On ne rendra donc pas compte d’un tel ensemble en détail. Quelques lignes simplement sur les préoccupations principales qui nous animent, ici, en ces pages : la poésie, et donc le rapport de la NRF à la poésie ; les liens entre la NRF et le Collège de sociologie de Caillois et Bataille, et ainsi de la question du sacré, question de notre point de vue absolument inséparable de celle de la poésie, tout autant que de celle d’une poétique de l’être humain. C’est pourquoi Recours au Poème a été fondé. Sinon… À quoi bon ? Les chapelles « littéraires » sont assez nombreuses sans qu’il soit besoin d’y mettre son grain de sel sans conviction profonde à défendre.
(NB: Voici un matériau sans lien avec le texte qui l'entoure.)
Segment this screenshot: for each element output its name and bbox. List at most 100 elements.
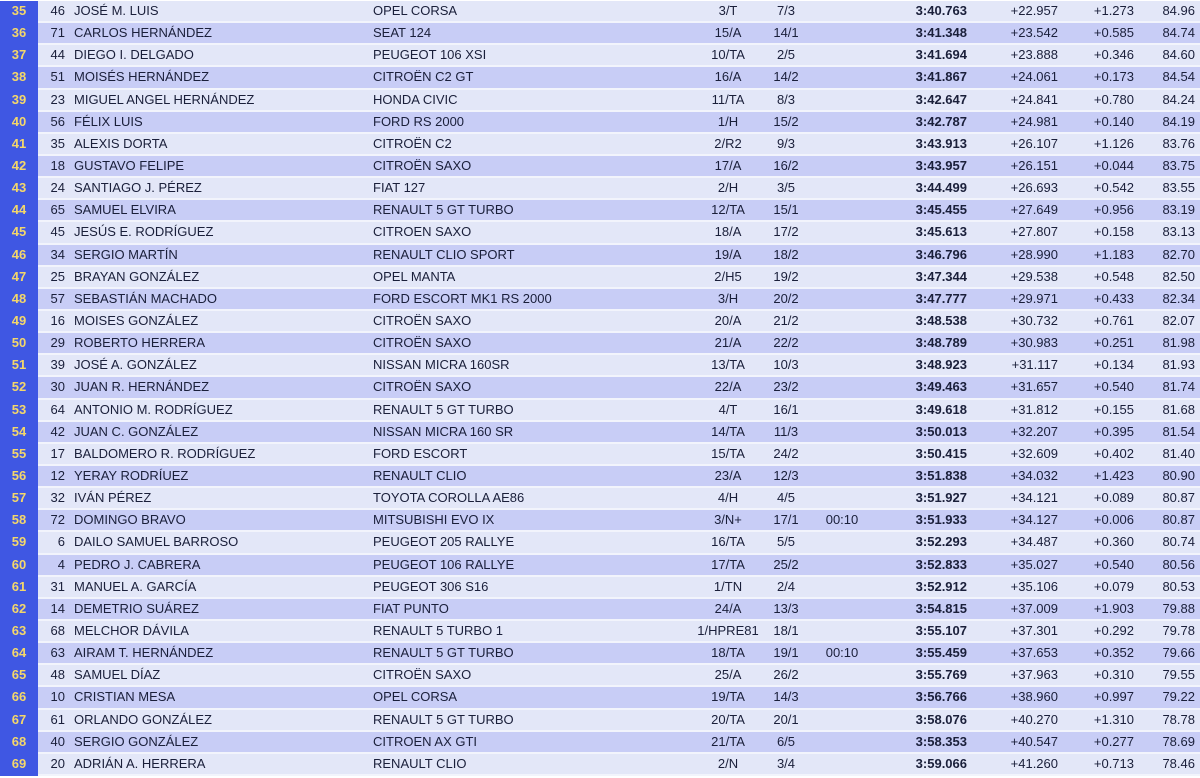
driver-name-cell: SERGIO GONZÁLEZ <box>74 733 199 749</box>
gap-to-leader-cell: +37.653 <box>1010 645 1058 661</box>
class-position-cell: 16/1 <box>773 401 799 417</box>
position-cell: 60 <box>0 554 38 577</box>
table-row: 37 44 DIEGO I. DELGADO PEUGEOT 106 XSI 10/TA… <box>0 45 1200 68</box>
class-cell: 3/T <box>718 3 738 18</box>
table-row: 64 63 AIRAM T. HERNÁNDEZ RENAULT 5 GT TURBO… <box>0 643 1200 666</box>
car-number-cell: 25 <box>50 268 65 284</box>
class-cell: 16/TA <box>711 534 745 550</box>
car-number-cell: 57 <box>50 290 65 306</box>
time-cell: 3:49.618 <box>915 401 967 417</box>
table-row: 35 46 JOSÉ M. LUIS OPEL CORSA 3/T 7/3 3:40.763… <box>0 1 1200 24</box>
class-cell: 1/H <box>717 113 739 129</box>
class-position-cell: 3/4 <box>776 755 796 771</box>
average-speed-cell: 78.78 <box>1162 711 1195 727</box>
car-number-cell: 42 <box>50 423 65 439</box>
position-cell: 59 <box>0 532 38 555</box>
gap-to-leader-cell: +35.027 <box>1010 556 1058 572</box>
gap-to-leader-cell: +34.121 <box>1010 490 1058 506</box>
time-cell: 3:48.789 <box>915 335 967 351</box>
time-cell: 3:45.613 <box>915 224 967 240</box>
time-cell: 3:45.455 <box>915 202 967 218</box>
average-speed-cell: 80.87 <box>1162 512 1195 528</box>
position-cell: 58 <box>0 510 38 533</box>
car-model-cell: RENAULT CLIO <box>373 467 467 483</box>
penalty-cell: 00:10 <box>825 512 859 528</box>
class-cell: 12/TA <box>711 202 745 218</box>
position-cell: 40 <box>0 111 38 134</box>
car-number-cell: 40 <box>50 733 65 749</box>
class-cell: 13/TA <box>711 357 745 373</box>
car-model-cell: NISSAN MICRA 160SR <box>373 357 510 373</box>
gap-to-previous-cell: +0.956 <box>1093 202 1134 218</box>
gap-to-previous-cell: +1.310 <box>1093 711 1134 727</box>
gap-to-leader-cell: +41.260 <box>1010 755 1058 771</box>
table-row: 59 6 DAILO SAMUEL BARROSO PEUGEOT 205 RALLY… <box>0 532 1200 555</box>
class-cell: 1/TN <box>713 578 743 594</box>
driver-name-cell: MANUEL A. GARCÍA <box>74 578 197 594</box>
class-position-cell: 20/2 <box>773 290 799 306</box>
class-position-cell: 26/2 <box>773 667 799 683</box>
time-cell: 3:42.647 <box>915 91 967 107</box>
position-cell: 35 <box>0 1 38 24</box>
gap-to-leader-cell: +34.127 <box>1010 512 1058 528</box>
class-cell: 14/TA <box>711 423 745 439</box>
class-cell: 18/A <box>714 224 742 240</box>
average-speed-cell: 84.74 <box>1162 25 1195 41</box>
table-row: 69 20 ADRIÁN A. HERRERA RENAULT CLIO 2/N 3/4 3… <box>0 753 1200 776</box>
position-cell: 46 <box>0 244 38 267</box>
average-speed-cell: 84.19 <box>1162 113 1195 129</box>
car-model-cell: FIAT PUNTO <box>373 600 449 616</box>
gap-to-previous-cell: +1.183 <box>1093 246 1134 262</box>
gap-to-previous-cell: +0.292 <box>1093 622 1134 638</box>
gap-to-leader-cell: +24.061 <box>1010 69 1058 85</box>
average-speed-cell: 83.55 <box>1162 180 1195 196</box>
average-speed-cell: 80.74 <box>1162 534 1195 550</box>
time-cell: 3:41.694 <box>915 47 967 63</box>
class-position-cell: 13/3 <box>773 600 799 616</box>
gap-to-leader-cell: +26.693 <box>1010 180 1058 196</box>
driver-name-cell: YERAY RODRÍUEZ <box>74 467 189 483</box>
table-row: 49 16 MOISES GONZÁLEZ CITROËN SAXO 20/A 21/2 3… <box>0 310 1200 334</box>
class-position-cell: 6/5 <box>776 733 796 749</box>
time-cell: 3:51.933 <box>915 512 967 528</box>
position-cell: 49 <box>0 310 38 334</box>
average-speed-cell: 79.66 <box>1162 645 1195 661</box>
gap-to-leader-cell: +30.732 <box>1010 312 1058 328</box>
table-row: 48 57 SEBASTIÁN MACHADO FORD ESCORT MK1 RS … <box>0 288 1200 311</box>
gap-to-leader-cell: +37.963 <box>1010 667 1058 683</box>
car-model-cell: CITROEN SAXO <box>373 224 472 240</box>
class-position-cell: 15/2 <box>773 113 799 129</box>
gap-to-leader-cell: +30.983 <box>1010 335 1058 351</box>
penalty-cell: 00:10 <box>825 645 859 661</box>
car-model-cell: CITROËN SAXO <box>373 335 472 351</box>
class-position-cell: 21/2 <box>773 312 799 328</box>
car-number-cell: 56 <box>50 113 65 129</box>
time-cell: 3:59.066 <box>915 755 967 771</box>
position-cell: 41 <box>0 133 38 156</box>
car-number-cell: 64 <box>50 401 65 417</box>
gap-to-leader-cell: +23.888 <box>1010 47 1058 63</box>
gap-to-leader-cell: +26.151 <box>1010 157 1058 173</box>
gap-to-leader-cell: +24.841 <box>1010 91 1058 107</box>
car-model-cell: SEAT 124 <box>373 25 432 41</box>
gap-to-previous-cell: +0.346 <box>1093 47 1134 63</box>
gap-to-previous-cell: +0.542 <box>1093 180 1134 196</box>
car-number-cell: 44 <box>50 47 65 63</box>
driver-name-cell: ADRIÁN A. HERRERA <box>74 755 206 771</box>
position-cell: 69 <box>0 753 38 776</box>
position-cell: 39 <box>0 89 38 112</box>
class-position-cell: 3/5 <box>776 180 796 196</box>
class-cell: 15/A <box>714 25 742 41</box>
gap-to-previous-cell: +0.140 <box>1093 113 1134 129</box>
class-position-cell: 2/5 <box>776 47 796 63</box>
car-model-cell: CITROËN C2 GT <box>373 69 474 85</box>
class-cell: 2/H5 <box>714 268 742 284</box>
gap-to-leader-cell: +40.270 <box>1010 711 1058 727</box>
average-speed-cell: 84.60 <box>1162 47 1195 63</box>
table-row: 45 45 JESÚS E. RODRÍGUEZ CITROEN SAXO 18/A 17… <box>0 222 1200 245</box>
class-position-cell: 14/2 <box>773 69 799 85</box>
class-position-cell: 9/3 <box>776 135 796 151</box>
average-speed-cell: 80.53 <box>1162 578 1195 594</box>
gap-to-previous-cell: +0.540 <box>1093 379 1134 395</box>
table-row: 52 30 JUAN R. HERNÁNDEZ CITROËN SAXO 22/A 23/… <box>0 377 1200 400</box>
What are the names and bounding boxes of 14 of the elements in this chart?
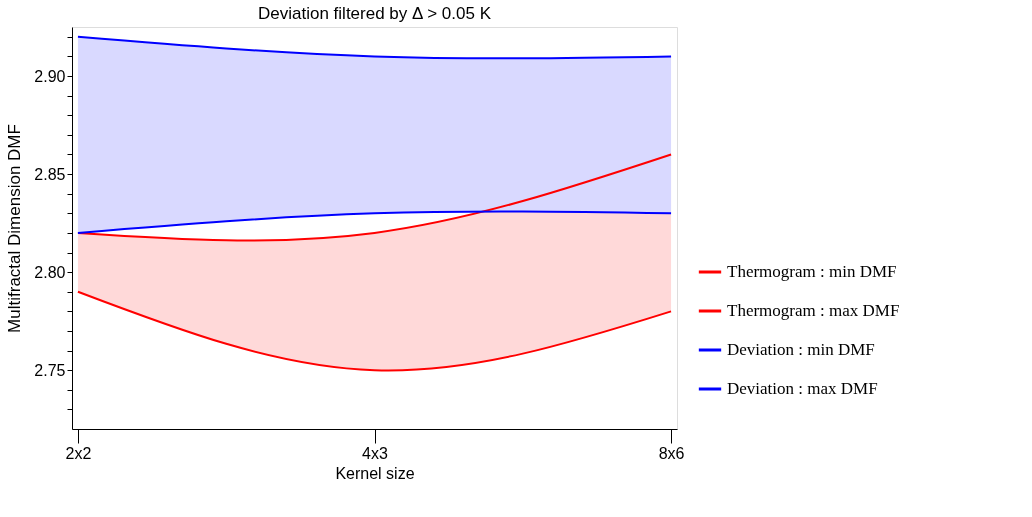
x-tick-label: 8x6 — [658, 444, 685, 462]
chart-title: Deviation filtered by Δ > 0.05 K — [258, 4, 492, 23]
x-tick-label: 4x3 — [362, 444, 388, 462]
y-tick-label: 2.75 — [34, 361, 66, 379]
y-tick-label: 2.85 — [34, 165, 66, 183]
y-tick-label: 2.80 — [34, 263, 66, 281]
y-tick-label: 2.90 — [34, 67, 66, 85]
legend-label: Thermogram : max DMF — [727, 301, 900, 320]
x-axis-title: Kernel size — [335, 464, 415, 482]
legend-label: Deviation : max DMF — [727, 379, 878, 398]
y-axis-title: Multifractal Dimension DMF — [5, 124, 25, 333]
legend-label: Deviation : min DMF — [727, 340, 875, 359]
x-tick-label: 2x2 — [65, 444, 92, 462]
legend-label: Thermogram : min DMF — [727, 262, 897, 281]
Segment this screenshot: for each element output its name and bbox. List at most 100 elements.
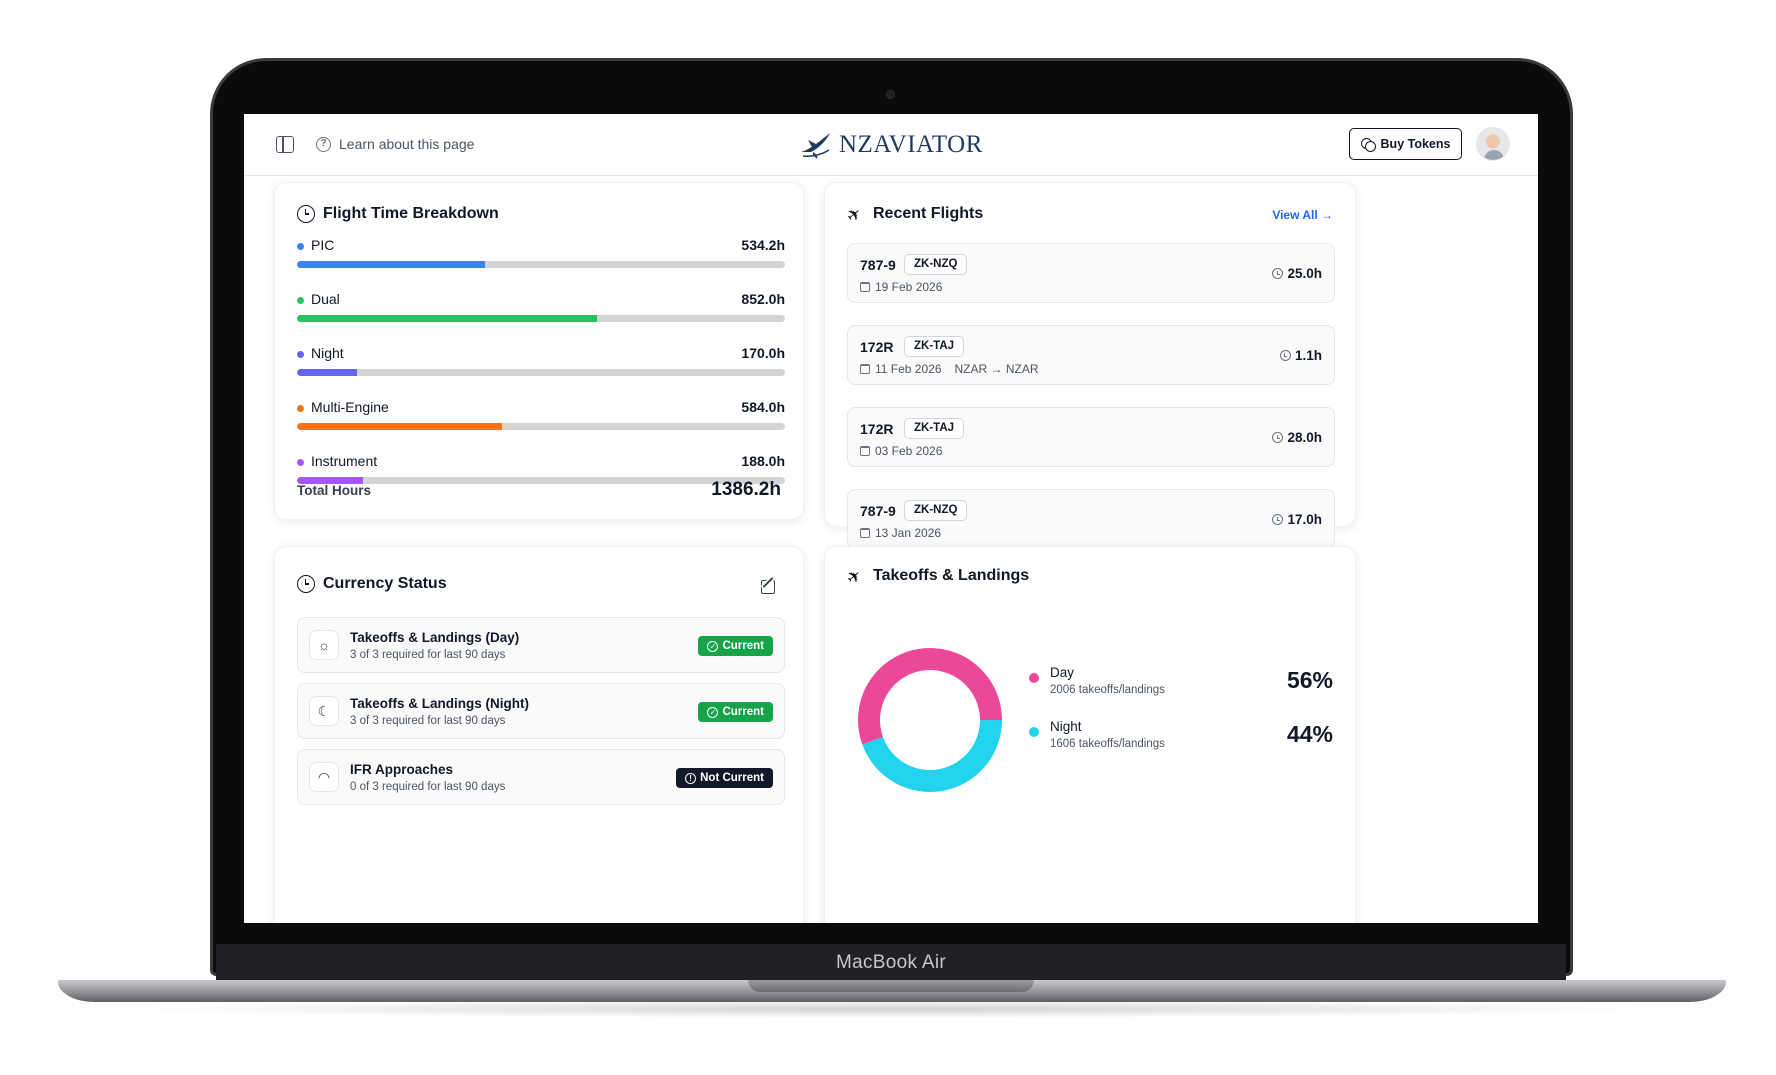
currency-title: Takeoffs & Landings (Night) (350, 696, 529, 711)
help-icon[interactable]: ? (316, 137, 331, 152)
progress-fill (297, 261, 485, 268)
flight-time-label: Night (311, 345, 344, 361)
moon-icon: ☾ (309, 696, 339, 726)
status-badge: ! Not Current (676, 768, 773, 788)
flight-duration-value: 25.0h (1287, 266, 1322, 281)
legend-dot-night (1029, 727, 1039, 737)
legend-dot (297, 351, 304, 358)
calendar-icon (860, 364, 870, 374)
flight-route: NZAR → NZAR (954, 362, 1039, 376)
edit-icon[interactable] (761, 580, 775, 594)
flight-time-card: Flight Time Breakdown PIC 534.2h Dual 852.0… (274, 182, 804, 520)
flight-duration-value: 17.0h (1287, 512, 1322, 527)
flight-duration: 25.0h (1272, 266, 1322, 281)
gauge-icon: ◠ (309, 762, 339, 792)
flight-date-row: 11 Feb 2026 NZAR → NZAR (860, 362, 1039, 376)
flight-time-title-text: Flight Time Breakdown (323, 205, 499, 222)
legend-dot (297, 297, 304, 304)
legend-dot (297, 459, 304, 466)
takeoffs-landings-donut (858, 648, 1002, 792)
status-badge-label: Current (722, 706, 764, 718)
avatar[interactable] (1476, 127, 1510, 161)
legend-name: Night (1050, 719, 1082, 734)
legend-name: Day (1050, 665, 1075, 680)
camera-icon (886, 90, 895, 99)
coins-icon (1360, 138, 1376, 152)
clock-icon (297, 205, 315, 223)
registration-badge: ZK-TAJ (904, 336, 965, 357)
currency-title: Takeoffs & Landings (Day) (350, 630, 520, 645)
flight-time-row: PIC 534.2h (297, 237, 785, 283)
currency-item[interactable]: ☼ Takeoffs & Landings (Day) 3 of 3 require… (297, 617, 785, 673)
progress-track (297, 423, 785, 430)
flight-date: 11 Feb 2026 (875, 362, 942, 376)
progress-fill (297, 423, 503, 430)
flight-time-value: 170.0h (741, 345, 785, 361)
flight-date-row: 13 Jan 2026 (860, 526, 941, 540)
progress-fill (297, 369, 358, 376)
clock-icon (1272, 514, 1284, 525)
flight-list-item[interactable]: 787-9 ZK-NZQ 13 Jan 2026 17.0h (847, 489, 1335, 549)
legend-percent: 44% (1286, 721, 1333, 747)
logo[interactable]: NZAVIATOR (799, 128, 983, 162)
flight-time-row: Instrument 188.0h (297, 453, 785, 499)
flight-time-value: 852.0h (741, 291, 785, 307)
flight-time-title: Flight Time Breakdown (297, 205, 499, 223)
currency-subtitle: 3 of 3 required for last 90 days (350, 649, 506, 661)
flight-duration-value: 28.0h (1287, 430, 1322, 445)
buy-tokens-button[interactable]: Buy Tokens (1349, 128, 1462, 160)
flight-time-row: Night 170.0h (297, 345, 785, 391)
clock-icon (1279, 350, 1291, 361)
takeoffs-landings-card: ✈ Takeoffs & Landings Day 2006 takeoffs/l… (824, 546, 1356, 923)
flight-time-label: Instrument (311, 453, 378, 469)
takeoffs-landings-title: ✈ Takeoffs & Landings (843, 565, 1029, 589)
total-hours-value: 1386.2h (711, 479, 781, 500)
plane-icon: ✈ (842, 202, 866, 227)
logo-text: NZAVIATOR (839, 131, 983, 158)
flight-time-label: Multi-Engine (311, 399, 389, 415)
flight-duration: 28.0h (1272, 430, 1322, 445)
status-badge: ✓ Current (698, 702, 773, 722)
calendar-icon (860, 282, 870, 292)
currency-title: IFR Approaches (350, 762, 454, 777)
buy-tokens-label: Buy Tokens (1380, 137, 1451, 151)
flight-list-item[interactable]: 172R ZK-TAJ 03 Feb 2026 28.0h (847, 407, 1335, 467)
progress-track (297, 477, 785, 484)
currency-subtitle: 3 of 3 required for last 90 days (350, 715, 506, 727)
registration-badge: ZK-NZQ (904, 500, 968, 521)
flight-duration: 1.1h (1279, 348, 1322, 363)
status-badge-label: Current (722, 640, 764, 652)
app-header: ? Learn about this page NZAVIATOR Buy To… (244, 114, 1538, 176)
currency-status-title: Currency Status (297, 575, 447, 593)
donut-slice-day (858, 648, 1002, 745)
currency-item[interactable]: ☾ Takeoffs & Landings (Night) 3 of 3 requi… (297, 683, 785, 739)
laptop-hinge (216, 944, 1566, 980)
clock-icon (1272, 432, 1284, 443)
currency-item[interactable]: ◠ IFR Approaches 0 of 3 required for last … (297, 749, 785, 805)
check-circle-icon: ✓ (707, 640, 719, 652)
laptop-notch (748, 980, 1034, 992)
sidebar-toggle-icon[interactable] (276, 136, 294, 153)
status-badge: ✓ Current (698, 636, 773, 656)
progress-fill (297, 315, 598, 322)
flight-list-item[interactable]: 172R ZK-TAJ 11 Feb 2026 NZAR → NZAR 1.1h (847, 325, 1335, 385)
currency-status-card: Currency Status ☼ Takeoffs & Landings (Da… (274, 546, 804, 923)
calendar-icon (860, 528, 870, 538)
flight-time-value: 584.0h (741, 399, 785, 415)
progress-fill (297, 477, 364, 484)
laptop-shadow (120, 1000, 1660, 1018)
screen: ? Learn about this page NZAVIATOR Buy To… (244, 114, 1538, 923)
view-all-link[interactable]: View All → (1272, 208, 1333, 222)
flight-date-row: 19 Feb 2026 (860, 280, 942, 294)
flight-time-value: 188.0h (741, 453, 785, 469)
aircraft-type: 172R (860, 421, 894, 437)
total-hours-label: Total Hours (297, 483, 371, 498)
progress-track (297, 261, 785, 268)
flight-time-row: Dual 852.0h (297, 291, 785, 337)
status-badge-label: Not Current (700, 772, 764, 784)
learn-about-page-link[interactable]: Learn about this page (339, 136, 475, 152)
device-label: MacBook Air (836, 952, 946, 973)
progress-track (297, 315, 785, 322)
flight-list-item[interactable]: 787-9 ZK-NZQ 19 Feb 2026 25.0h (847, 243, 1335, 303)
flight-time-value: 534.2h (741, 237, 785, 253)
Car, avec la poésie n’est-ce pas, c’est de l’entier de la vie de l’humain qu’il va, et d’un entier en lien extrême avec cet autre entier qu’est la vie en son ensemble. On l’aura compris, la poésie, ce n’est pas rien pour nous. Et ce n’est pas rien dans l’histoire de la NRF et dans celle de Gallimard, il suffit de jeter un œil au catalogue de l’éditeur pour s’en convaincre. Une opinion qui ne nous empêchera pas de considérer comme tout aussi important, par exemple, le catalogue de Rougerie. En tout cas, poésie, sacré, Collège de sociologie, Daumal, Caillois, Paulhan, Breton, Bataille, pour faire vite, c’est cette NRF que nous aimons, et cette NRF existe au long, tout le long de l’ensemble de l’histoire de la revue ; car la NRF est revue à visages multiples, contradictoires et complémentaires en même temps, visages vivant les uns avec les autres, se rencontrant, se nourrissant, et cette manière d’être de la revue ne permet pas d’échapper au visage de Paulhan. Cette NRF-là, ouverte, porteuse de tous les tourments de toutes les époques de son histoire, c’est avant tout celle de Paulhan. Et nous tenons, ici, que la place occupée en France par la NRF résulte essentiellement de cette capacité à être cette NRF là. On remerciera donc Michel Jarrety de nous offrir un texte nécessaire autour de « La NRF et la poésie », ainsi que Louis Yvert de donner à lire une exceptionnelle étude consacrée à « La NRF et le Collège de sociologie ». On ne mesure pas encore la réalité de l’influence de cette dernière opération en partie secrète, dans la vie de la pensée du siècle passé.